Selon les chiffres du cabinet CBRE, le marché de l’immobilier d’entreprise de la métropole lilloise a terminé 2025 sur une note mitigée, avant un début 2026 marqué par un net ralentissement. "Les tendances sont inquiétantes", glisse Patrick Duez, directeur de CBRE Lille.
Bureaux : volume en hausse, transactions en recul
Ainsi en 2025, la demande placée en bureaux a atteint plus de 163 000 m², en progression de 7 % par rapport à 2024, mais inférieure de 21 % à la moyenne des cinq dernières années. Et le nombre de transactions a reculé de 14 % à 242 opérations, avec seulement cinq dépassant le seuil des 5 000 m².
Le premier trimestre 2026 confirme le coup de frein : 22 600 m² placés seulement, soit une chute de 51 % par rapport au premier trimestre 2025 et de 62 % par rapport à la moyenne quinquennale, sans aucune transaction d’ampleur.
"Les TPE-PME sont toujours actives sur des surfaces de moins de 500 m². Ce socle résiste bien.
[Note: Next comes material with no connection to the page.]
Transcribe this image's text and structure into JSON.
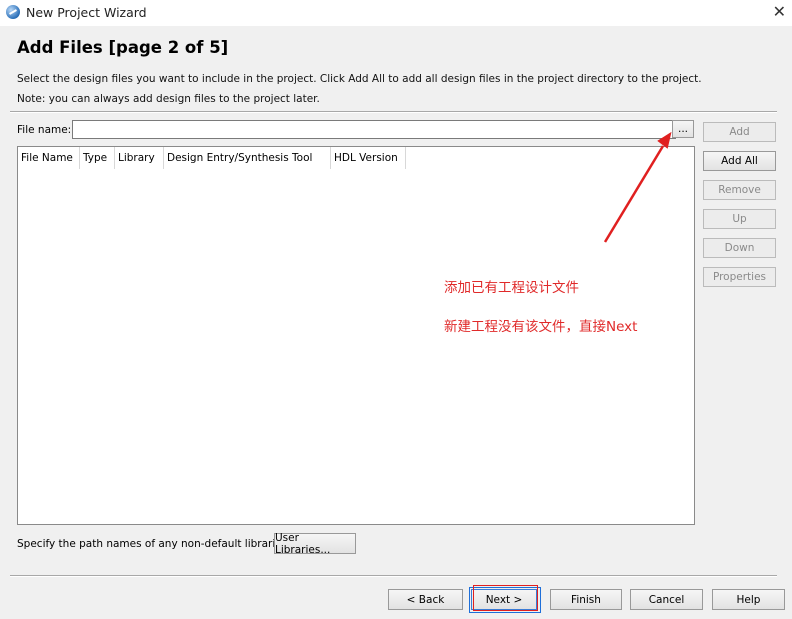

Au niveau des grands groupes, le contexte global pousse à la prudence : on renégocie son bail, on mise sur le télétravail ou le flex office plutôt que de déménager", analyse Patrick Duez.
Un recul qui s’inscrit dans une tendance nationale
La tendance est d’ailleurs à la réduction des surfaces : les entreprises qui déménagent prennent en moyenne 20 % de mètres carrés en moins. Logiquement, l’offre disponible grimpe à 389 300 m², avec un taux de vacance de 8,2 %. Ce recul lillois s’inscrit dans une tendance nationale : en régions, la demande placée chute de 36 % entre les deux premiers trimestres 2025 et 2026, et de 44 % par rapport à la moyenne quinquennale.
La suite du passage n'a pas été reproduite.